TycheHowTo:ImportDataIntoGoogleSheets

From Tyche Insights
Jump to navigation Jump to search

Let's walk through a process of taking a dataset from an open data site and importing it into a Google Sheets spreadsheet. The purpose of this is to show the end-to-end process and provide a few tips along the eway.

Miami-Dade County's open data

Background

Imagine we are interested in looking at vendor and procurement data for Miami-Dade County. We want to look at the County's purchase orders for goods and services to see when are purchase orders use, what is the typical value of purchase orders, and which vendors are used.

We found a relevant dataset on the Miami-Dade County open data site, shown in the picture above. The dataset lists out purchase orders for 2025. We believe that if we can determine the process for using this data then we can import older data such as the 2024 purchase order data. Looking at the 2025 data we see information such as:

  • suppliers - names, addresses
  • item descriptions - what was procured, both a short- and long-form description
  • purchase order information - identifier,

There are data elements such as "SUPPLIER_PO_TYPE" which seems interesting, however the documentation is not descriptive on the different data values.

Our task is:

  1. export the data from the Miami-Dade open data system
  2. import the data into the spreadsheet Google Sheets
  3. start some basic tests on the data

Exporting the data

Open data sites typically have either an Export function to download a copy of the data or a recent copy of the data that you can download (or both). The Miami-Dade open data portal has an ability to export date.
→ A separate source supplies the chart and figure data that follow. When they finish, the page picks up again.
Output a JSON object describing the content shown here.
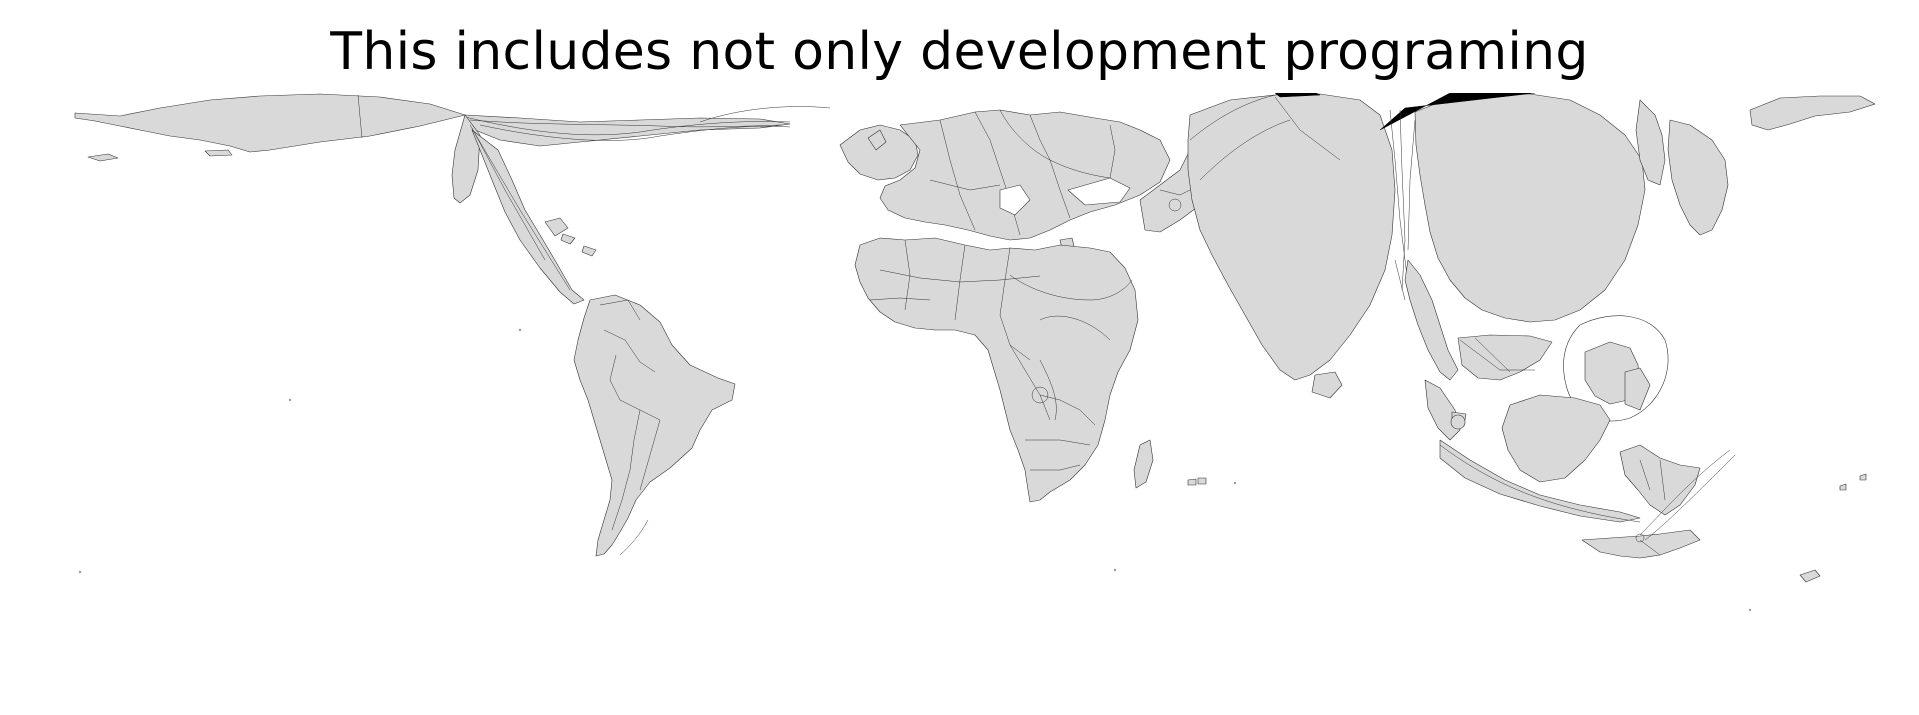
{
  "title": "This includes not only development programing",
  "map": {
    "type": "cartogram",
    "projection": "plate-carree",
    "colors": {
      "land": "#d9d9d9",
      "border": "#333333",
      "highlight": "#000000",
      "background": "#ffffff"
    }
  }
}
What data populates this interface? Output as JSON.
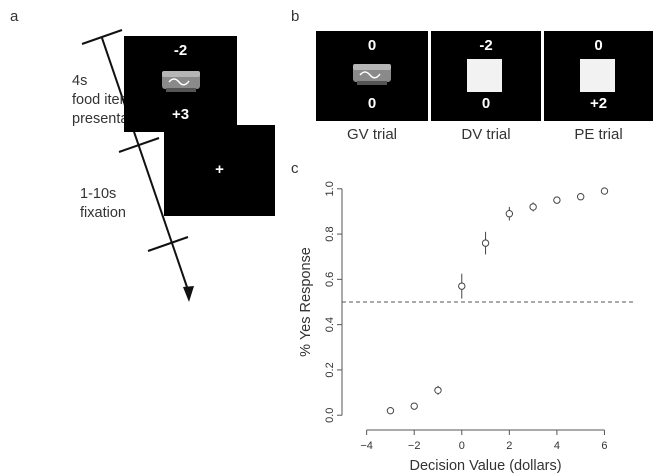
{
  "panels": {
    "a": {
      "letter": "a",
      "phase1": {
        "line1": "4s",
        "line2": "food item",
        "line3": "presentation"
      },
      "phase2": {
        "line1": "1-10s",
        "line2": "fixation"
      },
      "screen1": {
        "top": "-2",
        "bottom": "+3",
        "image": "candy-bar-icon"
      },
      "screen2": {
        "center": "+"
      }
    },
    "b": {
      "letter": "b",
      "trials": [
        {
          "top": "0",
          "bottom": "0",
          "caption": "GV trial",
          "content": "candy-bar"
        },
        {
          "top": "-2",
          "bottom": "0",
          "caption": "DV trial",
          "content": "white-square"
        },
        {
          "top": "0",
          "bottom": "+2",
          "caption": "PE trial",
          "content": "white-square"
        }
      ]
    },
    "c": {
      "letter": "c"
    }
  },
  "chart_data": {
    "type": "scatter",
    "xlabel": "Decision Value (dollars)",
    "ylabel": "% Yes Response",
    "xlim": [
      -4.7,
      7.2
    ],
    "ylim": [
      -0.03,
      1.03
    ],
    "xticks": [
      -4,
      -2,
      0,
      2,
      4,
      6
    ],
    "yticks": [
      0.0,
      0.2,
      0.4,
      0.6,
      0.8,
      1.0
    ],
    "xtick_labels": [
      "−4",
      "−2",
      "0",
      "2",
      "4",
      "6"
    ],
    "ytick_labels": [
      "0.0",
      "0.2",
      "0.4",
      "0.6",
      "0.8",
      "1.0"
    ],
    "reference_line": {
      "y": 0.5,
      "style": "dashed"
    },
    "points": [
      {
        "x": -3,
        "y": 0.02,
        "err": 0.0
      },
      {
        "x": -2,
        "y": 0.04,
        "err": 0.01
      },
      {
        "x": -1,
        "y": 0.11,
        "err": 0.02
      },
      {
        "x": 0,
        "y": 0.57,
        "err": 0.055
      },
      {
        "x": 1,
        "y": 0.76,
        "err": 0.05
      },
      {
        "x": 2,
        "y": 0.89,
        "err": 0.03
      },
      {
        "x": 3,
        "y": 0.92,
        "err": 0.02
      },
      {
        "x": 4,
        "y": 0.95,
        "err": 0.015
      },
      {
        "x": 5,
        "y": 0.965,
        "err": 0.01
      },
      {
        "x": 6,
        "y": 0.99,
        "err": 0.005
      }
    ]
  }
}
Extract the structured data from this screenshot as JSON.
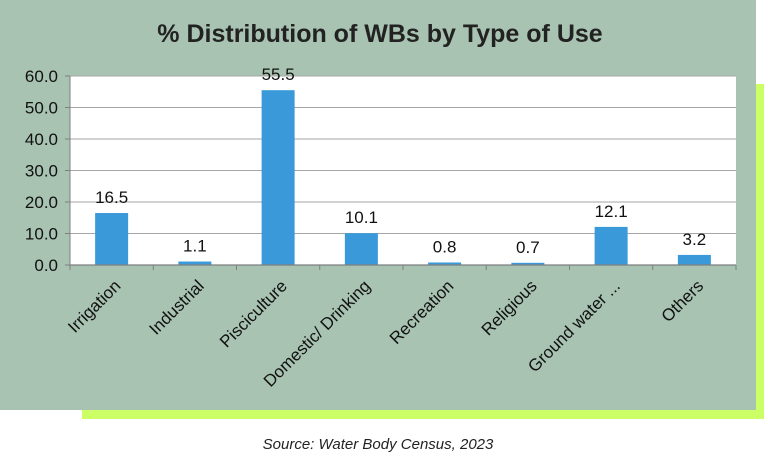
{
  "chart_data": {
    "type": "bar",
    "title": "% Distribution of WBs by Type of Use",
    "categories": [
      "Irrigation",
      "Industrial",
      "Pisciculture",
      "Domestic/ Drinking",
      "Recreation",
      "Religious",
      "Ground water ...",
      "Others"
    ],
    "values": [
      16.5,
      1.1,
      55.5,
      10.1,
      0.8,
      0.7,
      12.1,
      3.2
    ],
    "data_labels": [
      "16.5",
      "1.1",
      "55.5",
      "10.1",
      "0.8",
      "0.7",
      "12.1",
      "3.2"
    ],
    "ylim": [
      0,
      60
    ],
    "yticks": [
      0,
      10,
      20,
      30,
      40,
      50,
      60
    ],
    "ytick_labels": [
      "0.0",
      "10.0",
      "20.0",
      "30.0",
      "40.0",
      "50.0",
      "60.0"
    ],
    "grid": true,
    "legend": "none",
    "bar_color": "#3a9ad9",
    "xlabel": "",
    "ylabel": ""
  },
  "colors": {
    "card_background": "#a8c3b2",
    "accent_shadow": "#ccff66",
    "plot_background": "#ffffff",
    "gridline": "#a6a6a6"
  },
  "source": "Source: Water Body Census, 2023"
}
Click the Download button:

Download an open dataset

This will provide you with various Download Options. Select CSV to download a comma separated file that can be imported into a spreadsheet:

CSV and other download formats available

After you download the file you can open up the file in a text editor. In the example below we have opened the file in Notepad. The highlighted text is the first row with the data or field descriptions; the text below that is the actual data:

Viewing the open data .csv file in a text editor

The data looks like a good representation of what is found on Miami-Dade's open data site so we are ready to import the data and begin analyzing it.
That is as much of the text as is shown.